On both sides of the Atlantic, the fight against radicalisation is evolving in unexpected ways. In the United States, a federal judge is considering whether convicted home-grown ISIL supporters can be put on a deradicalisation programme rather than clapped in jail. In Italy, the government is handing out €500 (Dh2,043) of free money to 18-year-olds to encourage cultural exploration and hopefully, a lifelong fealty to core European values that are opposed to ISIL’s iconoclasm.
Fifteen years after the September 11 attacks, the mood is changing. Counterterrorism, a ponderous field generally given over to hardline paradigms and top-secret policies, is metamorphosing into a nuanced set of soft-focus measures. It’s all very different from the hang-them-flog-them approach of the past. Both de-radicalisation and preradicalisation are being actively addressed.
The second of the two strategies, at least as pursued by the Italians, is unique. Until now, European programmes to turn individuals who might be on a path towards radicalisation have mainly involved a half-hearted form of social support and pallid cultural engagement. The UK’s Channel programme, which is part of a broader Prevent counterterrorism strategy, is a case in point. It provides counselling to youths thought to be at risk of radicalisation. But it has remained controversial among some British Muslims who see it as a police-led “gotcha” initiative rather than a sincere effort to empower families struggling to safeguard sons and daughters from the siren calls of jihadis. In Germany, deradicalisation expert Daniel Koehler has repurposed for young Muslims inspired by jihadi ideology the techniques he once used on young neo-Nazis.
But there’s never been anything like the Italian initiative. Matteo Renzi’s government began the unusual measure of bequeathing free money to 575,000 young people who turn 18 this year as a way to prevent radicalisation. The money won’t be handed over as hard cash but in the form of vouchers that allow free entry into museums and discounted access to concerts. The point, in the words of the official overseeing the initiative, is to encourage prodigious levels of youthful “cultural consumption”. The logic, he added, is that “enriching yourself as a person helps strengthen the fabric of our society”.
It is anyone’s guess if it will pay off. At just under €500 per head, it is pricey enough, leaving the Italian government stuck with a total bill of €290 million. But Mr Renzi appears to think cultural trenches are the ones to dig in the war on terrorism. After the November attacks in Paris, he said they “signalled a step-up in the cultural battle that we are living. They imagine terror, we answer with culture. They destroy statues, we love art. They destroy books, we are the country of libraries”.

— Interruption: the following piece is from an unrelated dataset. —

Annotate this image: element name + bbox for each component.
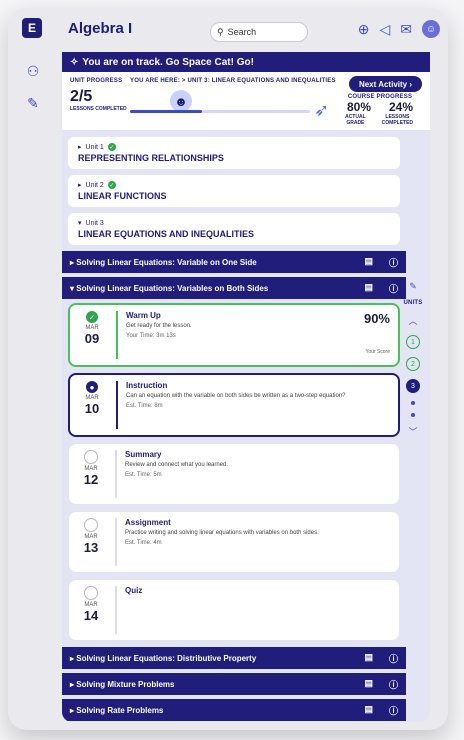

Can cultural inoculation really prevent radicalisation? Will young people come away from Italy’s great temples of culture thinking exalted thoughts? Will they forget the brutal force of ISIL’s iconoclasm upon seeing Michelangelo’s sculpture David? Will notions of violent jihad be banished by a Pirandello revivalist performance? It sounds like rather a crackpot scheme but there may be some merit in trying to build a generation-spanning cultural bridge from the past, through the present, to the future. Mr Koehler, who founded the German Institute on Radicalisation and De-radicalisation Studies, describes modern radicalisation as a succession of shared “pop jihadi” offline experiences — playing basketball, listening to jihadi music, going to the mosque — that enable people to bond. Might an Italian government-funded trip to the Colosseum in Rome serve as a substitute to share instead?

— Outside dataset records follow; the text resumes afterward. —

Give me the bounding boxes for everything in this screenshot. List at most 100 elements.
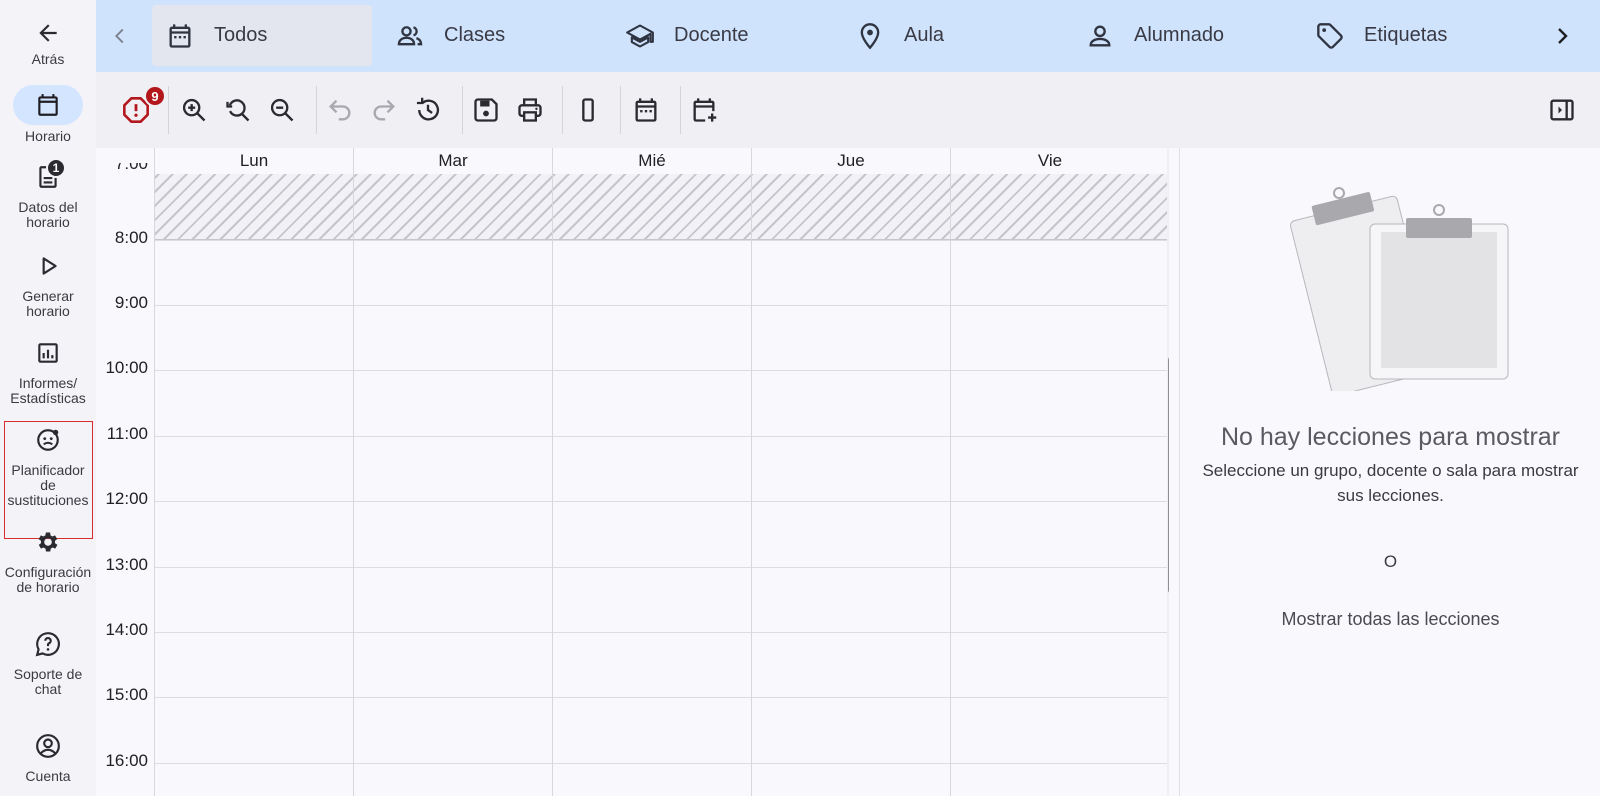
day-header-mar: Mar [353, 148, 552, 174]
app-root: Atrás Horario 1 Datos del horario Genera… [0, 0, 1600, 796]
chevron-right-icon [1558, 28, 1568, 44]
clipboard-illustration [1290, 187, 1509, 391]
tab-aula-label: Aula [904, 24, 945, 46]
time-label: 10:00 [96, 358, 152, 378]
nav-support[interactable]: Soporte de chat [0, 631, 96, 697]
substitute-face-icon [37, 429, 59, 451]
nav-back-label: Atrás [31, 51, 65, 67]
zoom-in-button[interactable] [178, 94, 210, 126]
time-label: 8:00 [96, 228, 152, 248]
history-button[interactable] [412, 94, 444, 126]
toolbar-divider [168, 86, 169, 134]
nav-config[interactable]: Configuración de horario [0, 529, 96, 595]
tab-etiquetas[interactable]: Etiquetas [1316, 5, 1447, 66]
nav-substitutions-label: Planificador de sustituciones [7, 462, 89, 508]
tag-icon [1317, 22, 1343, 49]
single-view-button[interactable] [572, 94, 604, 126]
nav-schedule-data[interactable]: 1 Datos del horario [0, 158, 96, 230]
zoom-reset-button[interactable] [222, 94, 254, 126]
time-label: 15:00 [96, 685, 152, 705]
unavailable-hours-block [154, 174, 1167, 240]
toggle-panel-icon [1550, 99, 1574, 121]
schedule-toolbar: 9 [96, 72, 1600, 148]
zoom-in-icon [182, 98, 206, 122]
print-button[interactable] [514, 94, 546, 126]
nav-substitutions[interactable]: Planificador de sustituciones [0, 427, 96, 508]
nav-schedule[interactable]: Horario [0, 85, 96, 144]
hour-gridline [154, 763, 1167, 764]
tab-clases[interactable]: Clases [396, 5, 505, 66]
tab-alumnado[interactable]: Alumnado [1086, 5, 1224, 66]
calendar-icon [635, 98, 657, 122]
nav-account[interactable]: Cuenta [0, 733, 96, 784]
nav-account-label: Cuenta [25, 768, 71, 784]
toolbar-divider [620, 86, 621, 134]
redo-button[interactable] [368, 94, 400, 126]
hour-gridline [154, 567, 1167, 568]
person-icon [1089, 25, 1111, 46]
add-calendar-button[interactable] [688, 94, 720, 126]
nav-reports[interactable]: Informes/ Estadísticas [0, 340, 96, 406]
zoom-out-icon [270, 98, 294, 122]
conflicts-badge: 9 [144, 85, 166, 107]
toggle-panel-button[interactable] [1546, 94, 1578, 126]
toolbar-divider [680, 86, 681, 134]
nav-reports-label: Informes/ Estadísticas [10, 375, 86, 406]
time-label: 7:00 [96, 163, 152, 174]
undo-button[interactable] [324, 94, 356, 126]
history-icon [416, 97, 440, 121]
zoom-reset-icon [226, 99, 250, 122]
hour-gridline [154, 305, 1167, 306]
tabs-next-button[interactable] [1542, 16, 1582, 56]
tab-aula[interactable]: Aula [856, 5, 944, 66]
save-icon [474, 98, 498, 122]
time-label: 13:00 [96, 555, 152, 575]
tab-clases-label: Clases [444, 24, 506, 46]
day-column-line [751, 174, 752, 796]
tab-todos-label: Todos [214, 24, 268, 46]
calendar-scrollbar[interactable] [1167, 148, 1169, 796]
scrollbar-thumb[interactable] [1168, 356, 1169, 594]
toolbar-divider [462, 86, 463, 134]
toolbar-divider [562, 86, 563, 134]
save-button[interactable] [470, 94, 502, 126]
filter-tab-bar: Todos Clases Docente Aula Alumnado Etiqu… [96, 0, 1600, 72]
help-chat-icon [35, 632, 60, 657]
zoom-out-button[interactable] [266, 94, 298, 126]
day-column-line [950, 174, 951, 796]
time-label: 16:00 [96, 751, 152, 771]
add-calendar-icon [693, 98, 717, 122]
location-icon [860, 22, 880, 49]
tab-todos[interactable]: Todos [152, 5, 372, 66]
nav-active-indicator [13, 85, 83, 125]
calendar-view-button[interactable] [630, 94, 662, 126]
nav-config-label: Configuración de horario [4, 564, 92, 595]
day-column-line [552, 174, 553, 796]
hour-gridline [154, 697, 1167, 698]
empty-state-description: Seleccione un grupo, docente o sala para… [1202, 461, 1579, 505]
nav-schedule-label: Horario [25, 128, 71, 144]
tab-alumnado-label: Alumnado [1134, 24, 1225, 46]
calendar-icon [38, 94, 58, 116]
time-label: 11:00 [96, 424, 152, 444]
chevron-left-icon [115, 28, 124, 44]
hour-gridline [154, 632, 1167, 633]
empty-state-title: No hay lecciones para mostrar [1220, 423, 1561, 451]
redo-icon [373, 99, 395, 121]
tab-docente-label: Docente [674, 24, 749, 46]
nav-back[interactable]: Atrás [0, 20, 96, 67]
arrow-left-icon [39, 24, 57, 42]
nav-generate-label: Generar horario [22, 288, 74, 319]
account-icon [36, 734, 60, 758]
or-separator: O [1383, 552, 1398, 571]
left-nav: Atrás Horario 1 Datos del horario Genera… [0, 0, 96, 796]
nav-generate[interactable]: Generar horario [0, 253, 96, 319]
show-all-lessons-button[interactable]: Mostrar todas las lecciones [1180, 609, 1600, 630]
tab-docente[interactable]: Docente [626, 5, 749, 66]
day-header-mie: Mié [552, 148, 751, 174]
day-header-vie: Vie [950, 148, 1149, 174]
hour-gridline [154, 436, 1167, 437]
schedule-data-badge: 1 [46, 158, 66, 178]
tabs-prev-button[interactable] [100, 16, 140, 56]
undo-icon [329, 99, 351, 121]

But what if radicalisation has already occurred? Is it worth investing in de-radicalisation? Can it be a counterterrorism measure? The notion has its proponents, not least Mr Koehler, whose opinion will help form a Minnesota judge’s decision on the incarceration and/or rehabilitation of the Somali-Americans reportedly drawn to ISIL.
The Minnesota case is important, even if only symbolically. US district judge Michael J Davis’s unusual review of options earlier this week was the first of its kind. Perhaps it was a sign, 15 years after 9/11, that parts of the US may finally be willing to look past radicalisation and towards rehabilitation.
It is telling that the court took note of the Minnesota Somalis’ youth — they were mostly in their teens — when they conspired in 2014 to travel to the Middle East to support ISIL. And that the court said it wants to provide supervision to ensure public safety while working to help the men “become successful, law-abiding citizens”. So far, radicalised Americans have mostly received long and harsh sentences. Legal experts believe that the Minnesota sentencing could serve as a template for other judges dealing with similar cases.
The idea of reclaiming its young from the ideological stranglehold of ISIL and other extremist organisations should weigh heavily on American officials, especially after a week in which the violent radicalisation of US-bred young men has featured so prominently. Last week, Dahir Adan, a 20-year-old Somali-American in St Cloud, near Minneapolis, went on the rampage with a knife while shouting “Allahu Akbar”. And Afghan-American Ahmad Khan Rahmani was charged with bomb attacks in New York and New Jersey. Both men were born overseas but grew up in the US. Numerous other home-grown terrorism cases are pending elsewhere in the US. As they say, on such a full sea are we now afloat.
Even so, in the affairs of men, as in nature, all is ebb and tide.